The French Braid was my idea.  I thought I would look more professional if my hair was braided.  My friend Janet O. came over that night to braid it, tucking ever loose hair in place, generously applying hair spray to maximize the hold.  

I looked fantastic.  How could they not hire me?  Amazing brain, killer suit, and rockin’ French Braid.  I went to bed, taking great care not to mess up my rockin’ French Braid.

I’m a side sleeper, but I quickly discovered that sleeping on one’s side is not conducive to keeping a French Braid intact.   I could feel the braid begin to loosen. 

So I rolled to my back, carefully placing the braid flat on the pillow before joining it.

It felt like I was laying atop a beer bottle.   Made of rock.

I attempted some creative pillow origami, placing one pillow on either side of my head, with the beer bottle braid wedged between them.  If I could remain perfectly still, the rockin’ stinkin’ French Braid would survive the night.  

As you might imagine, it was a wee bit difficult to fall asleep in this position, and with every tick of the clock I became more and more anxious.  At about midnight I drove to an all night pharmacy to buy Sominex (AKA Tylenol PM of the olden days).  

The clerk complimented me on my hair.

Sadly, the Sominex did not work. In fact, I never slept a wink until the plane took off for Chicago.  I slept for 43 minutes, the length of the flight.  And in the cab on the way to my interview. 
I somehow pulled it together and kicked some ass in the morning interviews, running on pure adrenalin.   It was at lunch when things started going downhill, or more accurately, where the fatal crash and burn occurred.  

The manager of the analytics team asked me a series of technical questions.  I became less and less coherent with each question.  

I was in a fog.  For all I know, she was asking, “What is 2 plus 5?" 
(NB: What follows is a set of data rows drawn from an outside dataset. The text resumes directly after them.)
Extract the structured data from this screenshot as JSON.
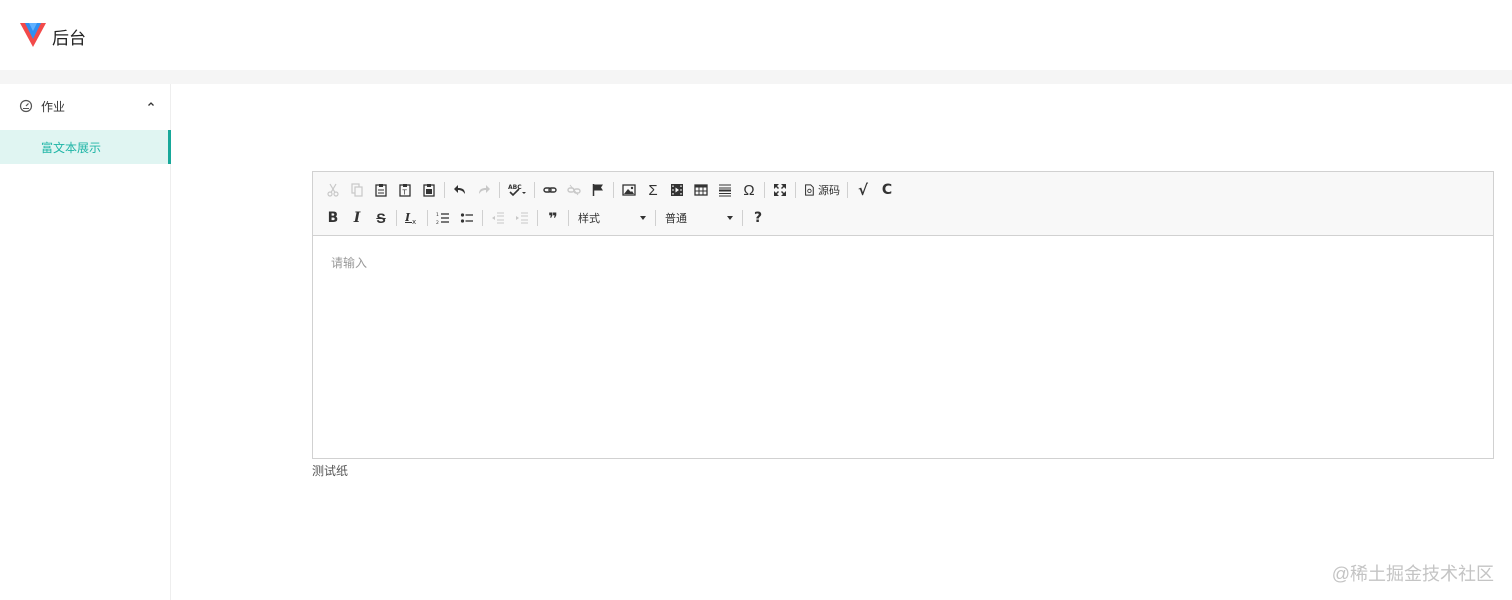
{
  "header": {
    "brand": "后台",
    "colors": {
      "logo_blue": "#2e8ff2",
      "logo_red": "#f24a4a"
    }
  },
  "sidebar": {
    "group": {
      "label": "作业",
      "icon": "dashboard-icon",
      "expanded": true
    },
    "items": [
      {
        "label": "富文本展示",
        "active": true
      }
    ],
    "colors": {
      "active_bg": "#e0f5f2",
      "active_text": "#1fb5a6",
      "active_bar": "#17a89a"
    }
  },
  "editor": {
    "toolbar": {
      "row1": [
        {
          "icon": "cut-icon",
          "enabled": false
        },
        {
          "icon": "copy-icon",
          "enabled": false
        },
        {
          "icon": "paste-icon",
          "enabled": true
        },
        {
          "icon": "paste-text-icon",
          "enabled": true
        },
        {
          "icon": "paste-word-icon",
          "enabled": true
        },
        {
          "icon": "undo-icon",
          "enabled": true
        },
        {
          "icon": "redo-icon",
          "enabled": false
        },
        {
          "icon": "spellcheck-icon",
          "enabled": true
        },
        {
          "icon": "link-icon",
          "enabled": true
        },
        {
          "icon": "unlink-icon",
          "enabled": false
        },
        {
          "icon": "anchor-flag-icon",
          "enabled": true
        },
        {
          "icon": "image-icon",
          "enabled": true
        },
        {
          "icon": "sigma-icon",
          "enabled": true
        },
        {
          "icon": "video-icon",
          "enabled": true
        },
        {
          "icon": "table-icon",
          "enabled": true
        },
        {
          "icon": "horizontal-rule-icon",
          "enabled": true
        },
        {
          "icon": "special-char-icon",
          "enabled": true
        },
        {
          "icon": "maximize-icon",
          "enabled": true
        },
        {
          "icon": "source-icon",
          "enabled": true
        },
        {
          "icon": "math-icon",
          "enabled": true
        },
        {
          "icon": "c-plugin-icon",
          "enabled": true
        }
      ],
      "source_label": "源码",
      "sigma_glyph": "Σ",
      "omega_glyph": "Ω",
      "bold": "B",
      "italic": "I",
      "strike": "S",
      "quote_glyph": "❞",
      "help_glyph": "?",
      "math_glyph": "√",
      "c_glyph": "C",
      "styles_combo": "样式",
      "format_combo": "普通"
    },
    "placeholder": "请输入"
  },
  "caption": "测试纸",
  "watermark": "@稀土掘金技术社区"
}
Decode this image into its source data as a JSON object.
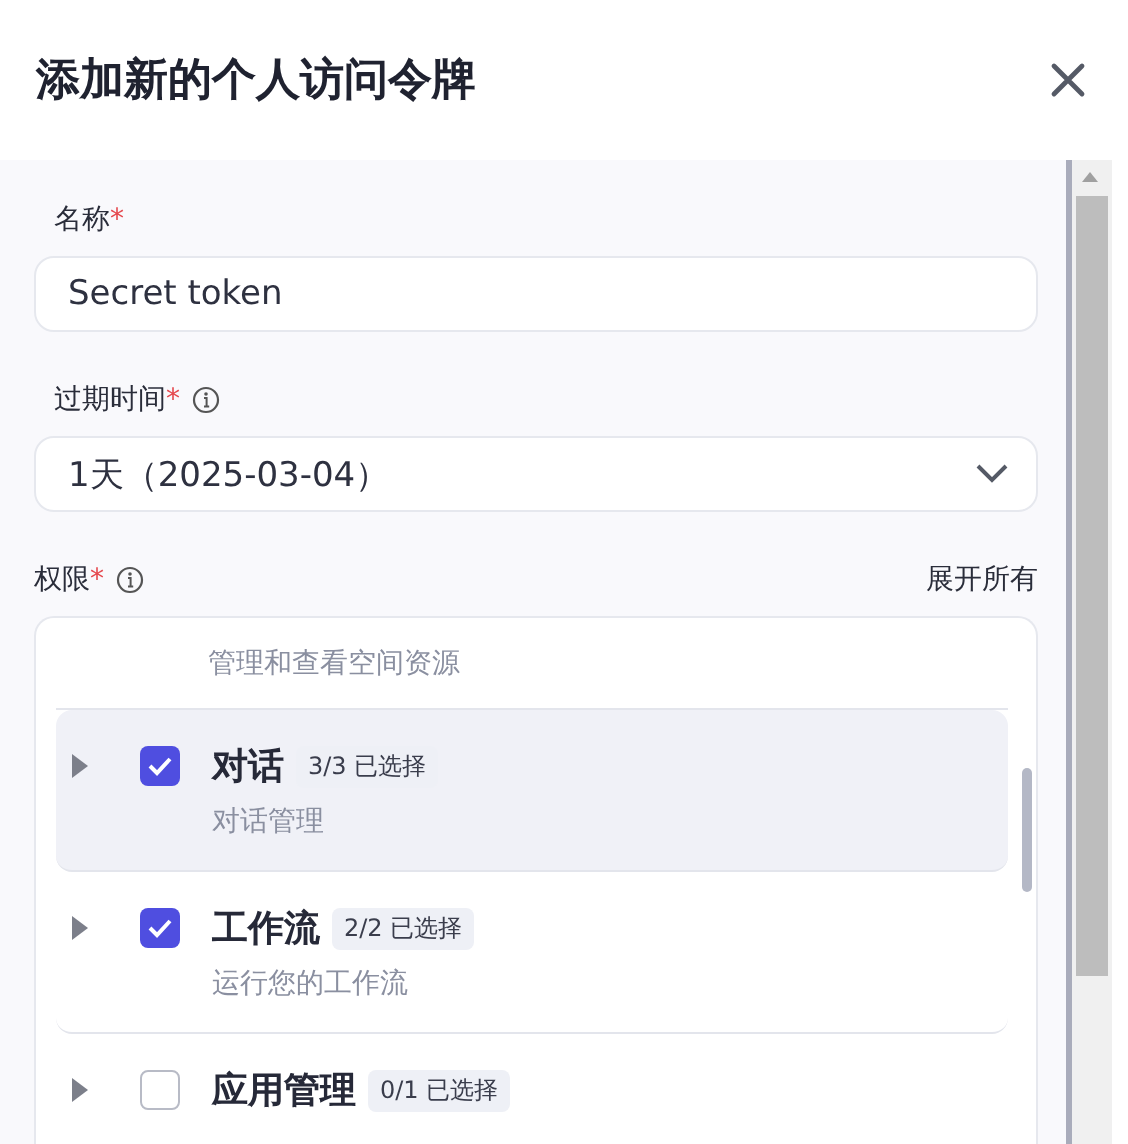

“Could you please repeat the question?”

“What is 2 plus 5?”

“Um, yes I learned that in my Applied Statistics program.  I love that kind of problem.  It has something to do with the normal distribution.  Or a table of random numbers.  Or maybe a French Braid?”

Then I started performing my Multicollinearity Rap.  

OK, I didn’t really sing my Multicollineariy Rap, but I probably would have if I had written it by then. 

It was the worst interview in the history of interviews.  I suppose it could have been worse.  I never threw up.

But my French Braid was lovely.  Not a hair out of place.

About a month later I interviewed at Miller Brewing Company for another amazing job.  I did not braid my hair and, although I didn't look as "professional", I landed the position.  

And I met Dave.  And we had kids.  And I changed jobs. Which led to my job in Florida.  Which led to my job in Columbia, where I got involved in the theatre community.  Which got me writing this blog.

And, at the risk of sounding hokey, I'm glad I wore my hair in a French Braid for that interview.

The more I think about it, those Keebler Elves are kind of creepy.